GM already has an app for audiobooks. Why not have one for podcasts?
What it does
It listens to the contents of the podcasts, and tries to pick out ones similar to the ones the user has already listened to.
How we built it
We use RevSpeech to transcribe the podcasts, and then use
doc2vec to make a vector representation of the transcription. These high dimensional vectors approximate the semantic meaning of the podcast. We use these to pick similar one to what the user has listened to.
We trained the vector representations on Spell's machine learning platform, using the API to initiate experiments.
Challenges we ran into
We needed to transcribe a large volume of podcast data. We have been able to do this thanks to the generosity of the RevSpeech team. Thank you!
We also had trouble interfacing the different components of the system, from missing data that should be attached to the transcript to the format of the feature vectors being passed around.

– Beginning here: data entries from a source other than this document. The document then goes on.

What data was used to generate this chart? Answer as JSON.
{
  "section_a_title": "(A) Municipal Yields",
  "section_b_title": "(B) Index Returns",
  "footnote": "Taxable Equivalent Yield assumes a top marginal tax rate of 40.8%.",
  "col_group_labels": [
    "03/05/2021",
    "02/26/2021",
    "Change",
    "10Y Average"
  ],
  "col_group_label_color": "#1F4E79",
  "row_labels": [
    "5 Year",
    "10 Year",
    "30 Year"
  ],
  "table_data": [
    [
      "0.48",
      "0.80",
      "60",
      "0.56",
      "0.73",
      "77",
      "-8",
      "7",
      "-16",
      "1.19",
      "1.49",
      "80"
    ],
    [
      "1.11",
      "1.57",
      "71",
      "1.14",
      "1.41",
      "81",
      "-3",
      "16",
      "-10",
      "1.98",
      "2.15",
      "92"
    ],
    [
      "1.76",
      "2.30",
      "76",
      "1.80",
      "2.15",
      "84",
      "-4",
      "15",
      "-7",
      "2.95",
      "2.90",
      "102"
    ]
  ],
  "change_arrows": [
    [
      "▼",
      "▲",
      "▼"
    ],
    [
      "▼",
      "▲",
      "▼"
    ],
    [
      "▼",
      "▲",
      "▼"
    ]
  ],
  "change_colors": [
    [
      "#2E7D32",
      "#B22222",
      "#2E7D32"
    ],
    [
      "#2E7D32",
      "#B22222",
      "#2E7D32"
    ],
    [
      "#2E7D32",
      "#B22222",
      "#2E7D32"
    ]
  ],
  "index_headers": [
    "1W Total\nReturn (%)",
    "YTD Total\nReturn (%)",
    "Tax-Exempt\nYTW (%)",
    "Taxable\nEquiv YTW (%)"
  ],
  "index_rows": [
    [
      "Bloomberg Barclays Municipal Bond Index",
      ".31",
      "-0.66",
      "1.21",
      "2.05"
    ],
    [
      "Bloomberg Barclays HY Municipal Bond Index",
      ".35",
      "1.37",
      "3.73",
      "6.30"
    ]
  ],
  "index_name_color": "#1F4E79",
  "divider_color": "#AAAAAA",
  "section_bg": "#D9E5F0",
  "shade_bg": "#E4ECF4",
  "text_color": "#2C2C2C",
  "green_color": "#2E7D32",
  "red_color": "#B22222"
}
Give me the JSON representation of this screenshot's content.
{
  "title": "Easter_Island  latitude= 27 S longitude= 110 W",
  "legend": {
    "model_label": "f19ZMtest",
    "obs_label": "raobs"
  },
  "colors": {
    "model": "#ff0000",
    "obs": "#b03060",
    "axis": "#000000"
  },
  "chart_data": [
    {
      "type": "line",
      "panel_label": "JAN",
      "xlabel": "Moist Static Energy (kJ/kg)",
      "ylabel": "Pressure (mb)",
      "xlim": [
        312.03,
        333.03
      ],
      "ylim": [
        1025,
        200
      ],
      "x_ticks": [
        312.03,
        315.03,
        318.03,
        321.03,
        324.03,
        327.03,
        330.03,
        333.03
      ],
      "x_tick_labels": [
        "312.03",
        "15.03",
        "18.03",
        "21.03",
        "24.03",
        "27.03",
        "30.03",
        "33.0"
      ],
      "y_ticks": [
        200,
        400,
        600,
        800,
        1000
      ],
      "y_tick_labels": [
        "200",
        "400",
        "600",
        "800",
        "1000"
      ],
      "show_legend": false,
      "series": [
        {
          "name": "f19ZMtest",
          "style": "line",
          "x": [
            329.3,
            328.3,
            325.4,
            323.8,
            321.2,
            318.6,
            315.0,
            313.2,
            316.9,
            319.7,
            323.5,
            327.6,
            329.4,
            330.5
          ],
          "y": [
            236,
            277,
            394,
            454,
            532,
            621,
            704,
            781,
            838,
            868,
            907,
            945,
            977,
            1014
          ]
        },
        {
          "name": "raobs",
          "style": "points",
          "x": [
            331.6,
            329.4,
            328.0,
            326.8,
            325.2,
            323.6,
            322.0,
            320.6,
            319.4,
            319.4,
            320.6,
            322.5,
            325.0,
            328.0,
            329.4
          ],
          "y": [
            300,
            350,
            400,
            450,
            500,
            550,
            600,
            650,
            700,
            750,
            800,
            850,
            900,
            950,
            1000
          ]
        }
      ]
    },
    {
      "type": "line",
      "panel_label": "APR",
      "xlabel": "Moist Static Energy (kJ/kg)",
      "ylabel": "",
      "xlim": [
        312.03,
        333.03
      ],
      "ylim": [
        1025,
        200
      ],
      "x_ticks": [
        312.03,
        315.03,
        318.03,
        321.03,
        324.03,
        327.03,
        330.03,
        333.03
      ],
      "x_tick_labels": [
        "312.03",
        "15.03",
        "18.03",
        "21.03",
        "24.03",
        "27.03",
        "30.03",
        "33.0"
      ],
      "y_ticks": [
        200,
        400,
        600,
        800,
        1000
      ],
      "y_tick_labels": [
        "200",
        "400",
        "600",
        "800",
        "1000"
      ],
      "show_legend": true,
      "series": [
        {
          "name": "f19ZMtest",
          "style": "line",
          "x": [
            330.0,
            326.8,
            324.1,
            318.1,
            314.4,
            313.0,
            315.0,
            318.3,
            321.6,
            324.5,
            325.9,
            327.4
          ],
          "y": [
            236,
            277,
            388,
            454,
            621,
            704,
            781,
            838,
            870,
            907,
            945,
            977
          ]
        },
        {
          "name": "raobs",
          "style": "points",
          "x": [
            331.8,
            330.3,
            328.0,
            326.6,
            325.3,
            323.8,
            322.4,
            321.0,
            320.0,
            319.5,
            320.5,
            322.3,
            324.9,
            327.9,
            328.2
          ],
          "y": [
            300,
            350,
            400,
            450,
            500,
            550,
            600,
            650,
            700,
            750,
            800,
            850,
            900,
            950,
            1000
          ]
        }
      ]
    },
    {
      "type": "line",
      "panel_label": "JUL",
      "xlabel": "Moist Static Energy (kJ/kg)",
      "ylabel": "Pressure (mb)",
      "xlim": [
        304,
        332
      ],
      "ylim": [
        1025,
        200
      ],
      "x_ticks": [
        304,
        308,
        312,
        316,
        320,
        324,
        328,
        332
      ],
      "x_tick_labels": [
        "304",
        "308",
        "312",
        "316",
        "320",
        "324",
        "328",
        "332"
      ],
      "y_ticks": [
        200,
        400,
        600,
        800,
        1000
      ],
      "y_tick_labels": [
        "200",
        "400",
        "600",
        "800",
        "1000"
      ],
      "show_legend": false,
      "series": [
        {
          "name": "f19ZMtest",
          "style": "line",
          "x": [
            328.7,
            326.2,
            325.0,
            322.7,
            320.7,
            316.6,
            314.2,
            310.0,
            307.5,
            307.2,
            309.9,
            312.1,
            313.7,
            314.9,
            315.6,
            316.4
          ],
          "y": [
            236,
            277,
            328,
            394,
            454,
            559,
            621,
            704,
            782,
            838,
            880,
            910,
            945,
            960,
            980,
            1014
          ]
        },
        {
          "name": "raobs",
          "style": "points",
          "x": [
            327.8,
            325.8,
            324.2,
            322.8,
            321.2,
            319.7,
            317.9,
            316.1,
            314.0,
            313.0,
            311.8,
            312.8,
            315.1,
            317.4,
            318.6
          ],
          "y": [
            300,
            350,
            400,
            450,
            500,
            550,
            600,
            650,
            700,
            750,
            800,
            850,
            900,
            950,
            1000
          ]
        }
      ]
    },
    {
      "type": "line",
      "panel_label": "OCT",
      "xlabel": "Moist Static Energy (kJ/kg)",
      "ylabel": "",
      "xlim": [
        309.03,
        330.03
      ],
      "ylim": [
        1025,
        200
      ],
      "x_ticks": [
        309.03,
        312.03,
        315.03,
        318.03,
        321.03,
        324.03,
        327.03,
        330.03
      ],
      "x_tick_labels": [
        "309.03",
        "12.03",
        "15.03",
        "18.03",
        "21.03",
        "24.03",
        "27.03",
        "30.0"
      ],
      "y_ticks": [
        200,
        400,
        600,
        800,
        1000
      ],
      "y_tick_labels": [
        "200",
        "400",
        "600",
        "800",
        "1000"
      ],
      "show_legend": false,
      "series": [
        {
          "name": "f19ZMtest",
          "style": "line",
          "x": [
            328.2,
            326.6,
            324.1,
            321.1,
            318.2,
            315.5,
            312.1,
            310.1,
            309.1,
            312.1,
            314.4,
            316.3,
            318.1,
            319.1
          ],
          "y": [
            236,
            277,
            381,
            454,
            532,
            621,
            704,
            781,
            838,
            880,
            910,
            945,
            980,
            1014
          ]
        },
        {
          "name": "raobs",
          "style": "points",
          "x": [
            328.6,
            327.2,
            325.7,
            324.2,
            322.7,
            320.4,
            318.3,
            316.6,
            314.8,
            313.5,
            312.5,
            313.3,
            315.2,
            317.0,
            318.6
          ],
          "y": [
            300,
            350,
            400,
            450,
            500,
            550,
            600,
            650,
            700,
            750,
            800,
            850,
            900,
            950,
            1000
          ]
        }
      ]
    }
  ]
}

Accomplishments that we're proud of
We successfully used machine learning algorithms to create a system which recommends related podcasts. We have also managed to produce an attractive and useable interface.
What we learned
- Python is a great language for rapid prototyping, but the lack of interface definitions often make it hard to use.
- How to use Bottle
- Jetlag and hackathons don't play nice together.
What's next for HackMIT recommends...
We should be able to produce a more elaborate mathematical model for the recommendations. We might also expand to other platforms.